Like the smell of a favorite perfume, we become habituated to certain things, including sounds. If you’ve ever lived under a flight path or next to railroad tracks, you understand how quickly one can get used to annoying sounds and not even hear them after a while. Strangers in your home, such as potential buyers, will hear the yappy dog next door, however, so here are some tips to mask the noises in your home:

  • Play some music, softly, while the home is being shown.
  • Invest in a white noise machine.
  • Play a sound-effects CD softly in the background.

3. Sights

Light and bright are the operative words when considering the ideal way to present your home to buyers.
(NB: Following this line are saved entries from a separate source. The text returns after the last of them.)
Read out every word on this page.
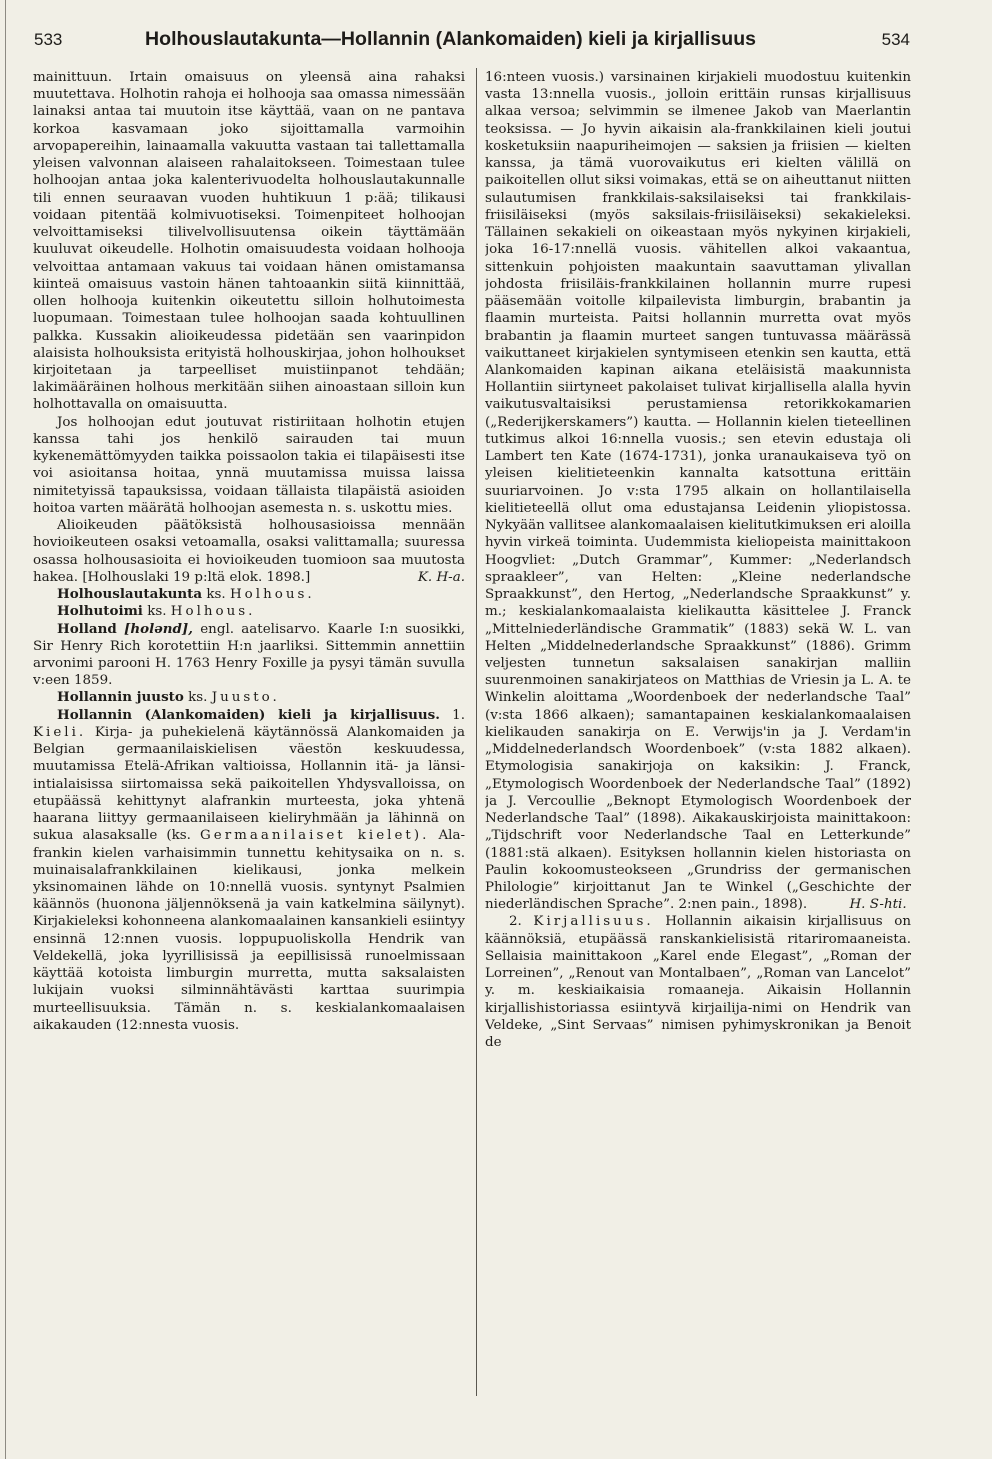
533	Holhouslautakunta—Hollannin (Alankomaiden) kieli ja kirjallisuus	534

mainittuun. Irtain omaisuus on yleensä aina rahaksi muutettava. Holhotin rahoja ei holhooja saa omassa nimessään lainaksi antaa tai muutoin itse käyttää, vaan on ne pantava korkoa kasvamaan joko sijoittamalla varmoihin arvopapereihin, lainaamalla vakuutta vastaan tai tallettamalla yleisen valvonnan alaiseen rahalaitokseen. Toimestaan tulee holhoojan antaa joka kalenterivuodelta holhouslautakunnalle tili ennen seuraavan vuoden huhtikuun 1 p:ää; tilikausi voidaan pitentää kolmivuotiseksi. Toimenpiteet holhoojan velvoittamiseksi tilivelvollisuutensa oikein täyttämään kuuluvat oikeudelle. Holhotin omaisuudesta voidaan holhooja velvoittaa antamaan vakuus tai voidaan hänen omistamansa kiinteä omaisuus vastoin hänen tahtoaankin siitä kiinnittää, ollen holhooja kuitenkin oikeutettu silloin holhutoimesta luopumaan. Toimestaan tulee holhoojan saada kohtuullinen palkka. Kussakin alioikeudessa pidetään sen vaarinpidon alaisista holhouksista erityistä holhouskirjaa, johon holhoukset kirjoitetaan ja tarpeelliset muistiinpanot tehdään; lakimääräinen holhous merkitään siihen ainoastaan silloin kun holhottavalla on omaisuutta.

Jos holhoojan edut joutuvat ristiriitaan holhotin etujen kanssa tahi jos henkilö sairauden tai muun kykenemättömyyden taikka poissaolon takia ei tilapäisesti itse voi asioitansa hoitaa, ynnä muutamissa muissa laissa nimitetyissä tapauksissa, voidaan tällaista tilapäistä asioiden hoitoa varten määrätä holhoojan asemesta n. s. uskottu mies.

Alioikeuden päätöksistä holhousasioissa mennään hovioikeuteen osaksi vetoamalla, osaksi valittamalla; suuressa osassa holhousasioita ei hovioikeuden tuomioon saa muutosta hakea. [Holhouslaki 19 p:ltä elok. 1898.]	K. H-a.

Holhouslautakunta ks. Holhous.

Holhutoimi ks. Holhous.

Holland [holənd], engl. aatelisarvo. Kaarle I:n suosikki, Sir Henry Rich korotettiin H:n jaarliksi. Sittemmin annettiin arvonimi parooni H. 1763 Henry Foxille ja pysyi tämän suvulla v:een 1859.

Hollannin juusto ks. Juusto.

Hollannin (Alankomaiden) kieli ja kirjallisuus. 1. Kieli. Kirja- ja puhekielenä käytännössä Alankomaiden ja Belgian germaanilaiskielisen väestön keskuudessa, muutamissa Etelä-Afrikan valtioissa, Hollannin itä- ja länsi-intialaisissa siirtomaissa sekä paikoitellen Yhdysvalloissa, on etupäässä kehittynyt alafrankin murteesta, joka yhtenä haarana liittyy germaanilaiseen kieliryhmään ja lähinnä on sukua alasaksalle (ks. Germaanilaiset kielet). Ala-frankin kielen varhaisimmin tunnettu kehitysaika on n. s. muinaisalafrankkilainen kielikausi, jonka melkein yksinomainen lähde on 10:nnellä vuosis. syntynyt Psalmien käännös (huonona jäljennöksenä ja vain katkelmina säilynyt). Kirjakieleksi kohonneena alankomaalainen kansankieli esiintyy ensinnä 12:nnen vuosis. loppupuoliskolla Hendrik van Veldekellä, joka lyyrillisissä ja eepillisissä runoelmissaan käyttää kotoista limburgin murretta, mutta saksalaisten lukijain vuoksi silminnähtävästi karttaa suurimpia murteellisuuksia. Tämän n. s. keskialankomaalaisen aikakauden (12:nnesta vuosis.

16:nteen vuosis.) varsinainen kirjakieli muodostuu kuitenkin vasta 13:nnella vuosis., jolloin erittäin runsas kirjallisuus alkaa versoa; selvimmin se ilmenee Jakob van Maerlantin teoksissa. — Jo hyvin aikaisin ala-frankkilainen kieli joutui kosketuksiin naapuriheimojen — saksien ja friisien — kielten kanssa, ja tämä vuorovaikutus eri kielten välillä on paikoitellen ollut siksi voimakas, että se on aiheuttanut niitten sulautumisen frankkilais-saksilaiseksi tai frankkilais-friisiläiseksi (myös saksilais-friisiläiseksi) sekakieleksi. Tällainen sekakieli on oikeastaan myös nykyinen kirjakieli, joka 16-17:nnellä vuosis. vähitellen alkoi vakaantua, sittenkuin pohjoisten maakuntain saavuttaman ylivallan johdosta friisiläis-frankkilainen hollannin murre rupesi pääsemään voitolle kilpailevista limburgin, brabantin ja flaamin murteista. Paitsi hollannin murretta ovat myös brabantin ja flaamin murteet sangen tuntuvassa määrässä vaikuttaneet kirjakielen syntymiseen etenkin sen kautta, että Alankomaiden kapinan aikana eteläisistä maakunnista Hollantiin siirtyneet pakolaiset tulivat kirjallisella alalla hyvin vaikutusvaltaisiksi perustamiensa retorikkokamarien („Rederijkerskamers”) kautta. — Hollannin kielen tieteellinen tutkimus alkoi 16:nnella vuosis.; sen etevin edustaja oli Lambert ten Kate (1674-1731), jonka uranaukaiseva työ on yleisen kielitieteenkin kannalta katsottuna erittäin suuriarvoinen. Jo v:sta 1795 alkain on hollantilaisella kielitieteellä ollut oma edustajansa Leidenin yliopistossa. Nykyään vallitsee alankomaalaisen kielitutkimuksen eri aloilla hyvin virkeä toiminta. Uudemmista kieliopeista mainittakoon Hoogvliet: „Dutch Grammar”, Kummer: „Nederlandsch spraakleer”, van Helten: „Kleine nederlandsche Spraakkunst”, den Hertog, „Nederlandsche Spraakkunst” y. m.; keskialankomaalaista kielikautta käsittelee J. Franck „Mittelniederländische Grammatik” (1883) sekä W. L. van Helten „Middelnederlandsche Spraakkunst” (1886). Grimm veljesten tunnetun saksalaisen sanakirjan malliin suurenmoinen sanakirjateos on Matthias de Vriesin ja L. A. te Winkelin aloittama „Woordenboek der nederlandsche Taal” (v:sta 1866 alkaen); samantapainen keskialankomaalaisen kielikauden sanakirja on E. Verwijs'in ja J. Verdam'in „Middelnederlandsch Woordenboek” (v:sta 1882 alkaen). Etymologisia sanakirjoja on kaksikin: J. Franck, „Etymologisch Woordenboek der Nederlandsche Taal” (1892) ja J. Vercoullie „Beknopt Etymologisch Woordenboek der Nederlandsche Taal” (1898). Aikakauskirjoista mainittakoon: „Tijdschrift voor Nederlandsche Taal en Letterkunde” (1881:stä alkaen). Esityksen hollannin kielen historiasta on Paulin kokoomusteokseen „Grundriss der germanischen Philologie” kirjoittanut Jan te Winkel („Geschichte der niederländischen Sprache”. 2:nen pain., 1898).	H. S-hti.

2. Kirjallisuus. Hollannin aikaisin kirjallisuus on käännöksiä, etupäässä ranskankielisistä ritariromaaneista. Sellaisia mainittakoon „Karel ende Elegast”, „Roman der Lorreinen”, „Renout van Montalbaen”, „Roman van Lancelot” y. m. keskiaikaisia romaaneja. Aikaisin Hollannin kirjallishistoriassa esiintyvä kirjailija-nimi on Hendrik van Veldeke, „Sint Servaas” nimisen pyhimyskronikan ja Benoit de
  • Change all the light bulbs in the home to higher wattage bulbs. Leave the lights on for showings, including closet lights.
  • Paint the walls. If you can’t paint, clean the walls.
  • Remove heavy drapes and replace them with lightweight fabric that allows natural light into the home.
  • Don’t neglect the outside of the house. Before a showing, make sure that the planting beds look clean and attractive and that the lawn is mowed.

4. Set the Scene

If you’ve ever toured model homes, you are familiar with the concept of staging – the art of carefully crafting interiors that appeal to homebuyers. If you’re on a tight budget and can’t afford a professional designer, make some simple changes that appeal to buyers.

  • Create vignettes throughout the home. Set the dining room table with attractive dinnerware or create a cozy nook in the bedroom with a small table and chairs. Group items in threes, use different heights, and keep it simple.
  • Fresh flowers add so much to a home, from masking odors to adding pops of color and texture. A gorgeous bouquet on the dining room table can take the place of a fussy centerpiece. Night stands are ideal places to set small vases of flowers.
  • Bathrooms are important, so pay close attention to how you stage yours. Get rid of the countertop clutter and add fluffy towels and a new shower curtain.

5. Security

Since sellers should make themselves scarce when the home is being shown, it’s important to take security measures. Lock up or remove valuables, weapons, prescription drugs and money.

  • Don’t leave personal items – especially paperwork with your financial information – lying around in plain sight.

Whatever you can do to make your home appear move-in ready will appeal to buyers and might tip the scales in your favor.